State Sen. Robert Hurt, the Republican candidate for Congress, will be a guest of the Lynchburg Tea Party tomorrow night. But unless you’re a member of that group or a regular — whatever that means — you won’t be able to attend.
The meeting is also off-limits to the public and the news media.
"At the request of several of our members, they would like to have a personal conversation with the candidates," Mark Lloyd, chairman of the Lynchburg Tea Party, told The News & Advance of Lynchburg. "It will be a more personal, one-on-one type of setting without the lights and microphones."
The Lynchburg Tea Party is certainly welcome to hold any type of gathering it wants to, but this kind of event — closed off from the public and the press — is a huge mistake for Hurt.
Tea party members have been among Hurt’s most vocal opponents this year. For Hurt to meet with a group of potentially hostile Fifth District voters behind closed doors and without recording devices denies the public a chance to see how Hurt responds when the heat is on.
That’s important because Hurt has never faced as much scrutiny and anger during an election campaign as he has this year from members of his own party. His ability to answer the tough questions Republicans and conservatives have for him will say a lot about how he will handle himself as one of 435 members of the U.S. House of Representatives. If Robert Hurt can’t handle the Lynchburg Tea Party at the Monte Carlo restaurant, how will he handle House Speaker Nancy Pelosi if he’s elected but his party doesn’t win control of Congress?

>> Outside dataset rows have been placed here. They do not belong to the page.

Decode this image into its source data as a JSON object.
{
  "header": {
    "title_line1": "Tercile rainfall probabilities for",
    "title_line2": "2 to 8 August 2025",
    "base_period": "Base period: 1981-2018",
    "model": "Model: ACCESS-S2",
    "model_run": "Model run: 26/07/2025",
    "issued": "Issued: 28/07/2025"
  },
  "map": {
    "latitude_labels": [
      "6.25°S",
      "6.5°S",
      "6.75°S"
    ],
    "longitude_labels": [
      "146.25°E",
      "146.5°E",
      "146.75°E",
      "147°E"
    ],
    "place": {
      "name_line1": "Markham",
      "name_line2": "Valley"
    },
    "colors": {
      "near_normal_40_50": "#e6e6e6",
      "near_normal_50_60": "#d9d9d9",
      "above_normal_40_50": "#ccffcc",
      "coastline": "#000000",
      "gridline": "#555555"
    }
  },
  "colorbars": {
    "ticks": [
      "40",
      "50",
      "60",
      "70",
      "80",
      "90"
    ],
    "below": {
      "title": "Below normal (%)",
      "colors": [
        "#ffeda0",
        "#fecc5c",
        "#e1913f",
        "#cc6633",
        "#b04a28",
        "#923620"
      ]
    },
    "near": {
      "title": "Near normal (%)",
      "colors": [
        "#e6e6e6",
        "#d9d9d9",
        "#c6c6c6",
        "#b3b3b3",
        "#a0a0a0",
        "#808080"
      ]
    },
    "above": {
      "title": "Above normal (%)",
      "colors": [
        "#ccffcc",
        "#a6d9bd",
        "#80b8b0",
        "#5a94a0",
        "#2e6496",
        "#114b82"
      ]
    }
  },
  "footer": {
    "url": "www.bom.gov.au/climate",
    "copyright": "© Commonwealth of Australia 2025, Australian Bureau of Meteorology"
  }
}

Compare that to Rep. Tom Perriello, who held town hall meetings in every city and county in the Fifth District last year and will do the same again this year. Perriello has no fear of meeting with people who disagree with him and having his answers recorded. Even people who strongly disagree with his votes give Perriello high marks for standing up and taking the heat.
Nobody likes to be yelled at or have a pointed, confrontational moment recorded and then posted on the Internet. But the question that has to be asked is whether Hurt is well served being sheltered from the scrutiny that comes from a politician being confronted by those who have a beef with him.
Hurt would do well to insist that this meeting be open to the pubic and the news media, or to at least allow Lynchburg Tea Party members to videotape what he says — and what others say about him.